García, o prefeito de Tecomán, compreende muito bem o dilema do presidente. Como um de sete filhos de uma família de agricultores daqui, ele é um feroz defensor de sua cidade e não quer que ela se torne sinônimo de assassinato.

"Você não pode atacar um problema fundamental como este podando as folhas ou os ramos", diz García, que usa muitas metáforas agrícolas. "É preciso ir às raízes."

Por isso ele decidiu levar sua mensagem aos jovens. Em uma tarde recente, dezenas de escolares faziam fila sob o calor úmido para sua formatura na escola elementar. O prefeito ajeitou o chapéu e mergulhou em seu discurso.

Tecomán estava perdendo seus valores, as tradições que mantinham as famílias intactas e os criminosos à distância, afirmou. Ele secou a testa e continuou. Forças externas estavam rasgando o tecido da comunidade, e os cidadãos precisavam redobrar seus esforços para se manter fortes diante disso tudo.

"Nós comemoramos a vida, e não a morte, aqui em Tecomán", disse García. "Devemos ser os arquitetos de nossas vidas e nossos futuros."
As estatísticas mensais do governo, que remontam a 1997, sugerem um caminho difícil à frente.

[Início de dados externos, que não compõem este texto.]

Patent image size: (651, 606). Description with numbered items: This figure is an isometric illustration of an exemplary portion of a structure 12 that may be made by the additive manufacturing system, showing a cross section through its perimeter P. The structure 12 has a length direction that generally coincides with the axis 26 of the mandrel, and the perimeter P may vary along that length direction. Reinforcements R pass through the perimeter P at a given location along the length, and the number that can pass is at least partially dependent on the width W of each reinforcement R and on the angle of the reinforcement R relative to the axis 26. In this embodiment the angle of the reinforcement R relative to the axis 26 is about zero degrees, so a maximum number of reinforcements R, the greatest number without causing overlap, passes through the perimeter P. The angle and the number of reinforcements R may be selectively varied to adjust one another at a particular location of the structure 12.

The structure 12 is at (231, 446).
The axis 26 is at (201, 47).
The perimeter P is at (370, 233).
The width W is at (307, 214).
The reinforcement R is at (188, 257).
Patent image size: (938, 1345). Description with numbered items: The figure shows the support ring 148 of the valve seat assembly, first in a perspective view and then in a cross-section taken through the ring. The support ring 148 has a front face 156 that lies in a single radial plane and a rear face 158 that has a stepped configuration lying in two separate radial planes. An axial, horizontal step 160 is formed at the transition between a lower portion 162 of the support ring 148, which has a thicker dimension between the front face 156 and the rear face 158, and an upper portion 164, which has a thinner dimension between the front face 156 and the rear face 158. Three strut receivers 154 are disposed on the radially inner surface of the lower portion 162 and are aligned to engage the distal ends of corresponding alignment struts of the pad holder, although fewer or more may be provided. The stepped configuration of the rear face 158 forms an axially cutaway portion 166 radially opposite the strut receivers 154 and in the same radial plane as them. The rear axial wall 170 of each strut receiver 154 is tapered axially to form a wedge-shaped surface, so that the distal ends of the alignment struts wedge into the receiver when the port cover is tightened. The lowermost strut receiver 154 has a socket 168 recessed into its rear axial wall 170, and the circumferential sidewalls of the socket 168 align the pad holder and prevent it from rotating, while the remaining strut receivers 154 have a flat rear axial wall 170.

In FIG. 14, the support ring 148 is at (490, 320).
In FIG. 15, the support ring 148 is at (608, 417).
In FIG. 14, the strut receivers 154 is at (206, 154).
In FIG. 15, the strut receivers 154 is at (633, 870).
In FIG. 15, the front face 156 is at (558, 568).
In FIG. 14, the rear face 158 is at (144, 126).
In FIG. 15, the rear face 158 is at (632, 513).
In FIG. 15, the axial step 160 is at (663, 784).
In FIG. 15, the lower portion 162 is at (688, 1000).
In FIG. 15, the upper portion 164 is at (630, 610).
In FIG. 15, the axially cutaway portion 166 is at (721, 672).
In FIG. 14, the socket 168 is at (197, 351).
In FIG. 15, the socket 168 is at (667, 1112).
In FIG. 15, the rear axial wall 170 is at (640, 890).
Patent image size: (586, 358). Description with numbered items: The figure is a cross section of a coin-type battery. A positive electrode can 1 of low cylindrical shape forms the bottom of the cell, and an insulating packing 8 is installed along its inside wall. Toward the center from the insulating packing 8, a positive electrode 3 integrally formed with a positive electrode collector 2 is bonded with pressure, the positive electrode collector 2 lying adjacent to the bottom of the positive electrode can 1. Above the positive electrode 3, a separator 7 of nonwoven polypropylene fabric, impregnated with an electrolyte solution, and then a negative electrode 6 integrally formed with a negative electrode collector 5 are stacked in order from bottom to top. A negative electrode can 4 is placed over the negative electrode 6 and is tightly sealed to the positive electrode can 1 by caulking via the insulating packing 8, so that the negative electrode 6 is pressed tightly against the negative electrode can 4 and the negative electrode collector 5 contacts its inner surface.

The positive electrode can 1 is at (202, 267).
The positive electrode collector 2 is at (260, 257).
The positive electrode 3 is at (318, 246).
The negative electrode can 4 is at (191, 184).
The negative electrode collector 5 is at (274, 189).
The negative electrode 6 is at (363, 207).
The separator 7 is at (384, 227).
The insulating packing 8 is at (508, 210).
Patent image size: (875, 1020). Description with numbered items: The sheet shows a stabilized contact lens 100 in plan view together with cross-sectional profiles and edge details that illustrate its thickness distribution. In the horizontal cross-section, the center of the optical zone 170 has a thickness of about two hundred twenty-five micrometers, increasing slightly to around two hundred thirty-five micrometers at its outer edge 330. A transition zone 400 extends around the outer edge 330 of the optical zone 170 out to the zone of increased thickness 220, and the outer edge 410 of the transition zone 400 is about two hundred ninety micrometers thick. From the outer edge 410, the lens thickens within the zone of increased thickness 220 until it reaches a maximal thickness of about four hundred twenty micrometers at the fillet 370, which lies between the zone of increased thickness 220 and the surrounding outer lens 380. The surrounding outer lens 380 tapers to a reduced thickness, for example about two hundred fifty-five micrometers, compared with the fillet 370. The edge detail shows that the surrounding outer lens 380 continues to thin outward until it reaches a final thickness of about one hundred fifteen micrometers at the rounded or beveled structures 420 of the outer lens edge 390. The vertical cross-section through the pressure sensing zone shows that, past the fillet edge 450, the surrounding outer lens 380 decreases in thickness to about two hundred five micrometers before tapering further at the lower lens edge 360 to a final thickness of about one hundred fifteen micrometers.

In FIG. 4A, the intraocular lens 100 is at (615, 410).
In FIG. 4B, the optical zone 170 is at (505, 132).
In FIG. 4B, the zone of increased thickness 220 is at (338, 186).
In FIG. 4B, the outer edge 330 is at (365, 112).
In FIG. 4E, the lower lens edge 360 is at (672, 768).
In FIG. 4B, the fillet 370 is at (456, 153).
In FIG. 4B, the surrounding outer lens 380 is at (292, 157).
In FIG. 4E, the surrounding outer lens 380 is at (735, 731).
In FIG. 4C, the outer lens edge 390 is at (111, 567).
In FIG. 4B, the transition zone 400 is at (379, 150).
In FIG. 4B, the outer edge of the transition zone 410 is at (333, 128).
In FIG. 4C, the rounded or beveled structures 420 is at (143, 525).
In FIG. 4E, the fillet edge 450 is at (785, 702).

Os dados acompanham as cenas de crimes onde podem ter ocorrido uma, duas ou dez mortes. Maio e junho, os últimos meses disponíveis, marcam recordes consecutivos no número de cenas de crimes nos últimos 20 anos.

Uma ousadia repentina prevalece nas ruas de Tecomán. Em uma noite recente, um Volkswagen vermelho percorreu as ruas congestionadas a 80 km/h. Quatro carros de polícia o perseguiram antes que um policial atirasse no pneu traseiro.

O motorista lutou com a polícia. Algemado, ele olhou para o policial que o sujeitava e prometeu que eles se veriam de novo.

"Você sabe como isto termina e o que acontece com você", disse ele antes de gritar para um amigo: "Venha matá-los agora mesmo. Mate-os!"